Mehr als 100 besonders kranke Obdachlose durften vergangenen Sommer in einer Großunterkunft des Winternotprogramms bleiben. Wie schlecht es den Menschen geht, zeigen neue Zahlen des Senats: Fast zwei Mal pro Tag kam zuletzt der Krankenwagen.

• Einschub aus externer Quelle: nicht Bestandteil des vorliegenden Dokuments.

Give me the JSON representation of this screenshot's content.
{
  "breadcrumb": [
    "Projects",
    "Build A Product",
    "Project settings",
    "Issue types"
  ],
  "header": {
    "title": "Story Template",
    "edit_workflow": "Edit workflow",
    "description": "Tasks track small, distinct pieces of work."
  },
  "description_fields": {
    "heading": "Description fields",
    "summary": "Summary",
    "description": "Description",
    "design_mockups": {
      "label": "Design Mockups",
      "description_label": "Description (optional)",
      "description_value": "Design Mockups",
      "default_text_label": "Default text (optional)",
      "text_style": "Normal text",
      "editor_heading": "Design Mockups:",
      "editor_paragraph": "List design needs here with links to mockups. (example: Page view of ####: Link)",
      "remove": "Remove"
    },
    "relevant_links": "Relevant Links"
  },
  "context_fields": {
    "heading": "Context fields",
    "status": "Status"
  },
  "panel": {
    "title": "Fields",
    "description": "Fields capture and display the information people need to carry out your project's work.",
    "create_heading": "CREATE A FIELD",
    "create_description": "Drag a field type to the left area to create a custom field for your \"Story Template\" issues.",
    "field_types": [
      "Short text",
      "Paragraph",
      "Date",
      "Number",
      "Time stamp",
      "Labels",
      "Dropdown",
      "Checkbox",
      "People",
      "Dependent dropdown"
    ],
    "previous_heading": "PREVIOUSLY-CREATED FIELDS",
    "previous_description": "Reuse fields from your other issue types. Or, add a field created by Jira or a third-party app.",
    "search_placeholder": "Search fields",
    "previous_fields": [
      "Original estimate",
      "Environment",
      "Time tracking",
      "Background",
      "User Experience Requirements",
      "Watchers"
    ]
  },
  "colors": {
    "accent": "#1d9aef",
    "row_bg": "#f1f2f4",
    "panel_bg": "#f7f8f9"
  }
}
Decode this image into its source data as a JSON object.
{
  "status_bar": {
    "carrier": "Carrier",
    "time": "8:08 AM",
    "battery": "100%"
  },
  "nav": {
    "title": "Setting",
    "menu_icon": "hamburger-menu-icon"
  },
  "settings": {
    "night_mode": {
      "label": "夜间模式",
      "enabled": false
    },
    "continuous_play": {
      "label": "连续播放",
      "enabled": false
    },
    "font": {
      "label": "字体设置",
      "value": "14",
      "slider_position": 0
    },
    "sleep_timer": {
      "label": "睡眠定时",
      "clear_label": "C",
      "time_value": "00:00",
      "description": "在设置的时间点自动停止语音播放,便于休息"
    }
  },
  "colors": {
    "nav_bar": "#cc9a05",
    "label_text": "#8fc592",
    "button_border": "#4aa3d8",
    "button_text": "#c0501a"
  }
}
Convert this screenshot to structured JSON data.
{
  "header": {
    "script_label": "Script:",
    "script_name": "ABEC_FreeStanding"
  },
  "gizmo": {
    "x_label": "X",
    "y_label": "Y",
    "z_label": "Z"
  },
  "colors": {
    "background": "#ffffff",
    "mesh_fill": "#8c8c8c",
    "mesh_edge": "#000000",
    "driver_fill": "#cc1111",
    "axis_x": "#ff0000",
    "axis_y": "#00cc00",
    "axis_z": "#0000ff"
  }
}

Als Anfang November das Winternotprogramm begann, herrschte in der Großunterkunft Friesenstraße (400 Betten) schon reger Betrieb: 120 Menschen lebten schon vor Programmstart in dem ehemaligen Bürogebäude, weil sie so krank sind, dass die Straße für sie eine Gefahr für „Leib und Leben“ bedeutet. Das geht aus der Senatsantwort auf eine Bürgerschaftsanfrage der CDU hervor. 22 weitere Obdachlose schliefen demnach in der Notunterkunft, weil sie Anrecht auf einen Platz in einer Wohnunterkunft hatten, dort aber kein Bett für sie frei war.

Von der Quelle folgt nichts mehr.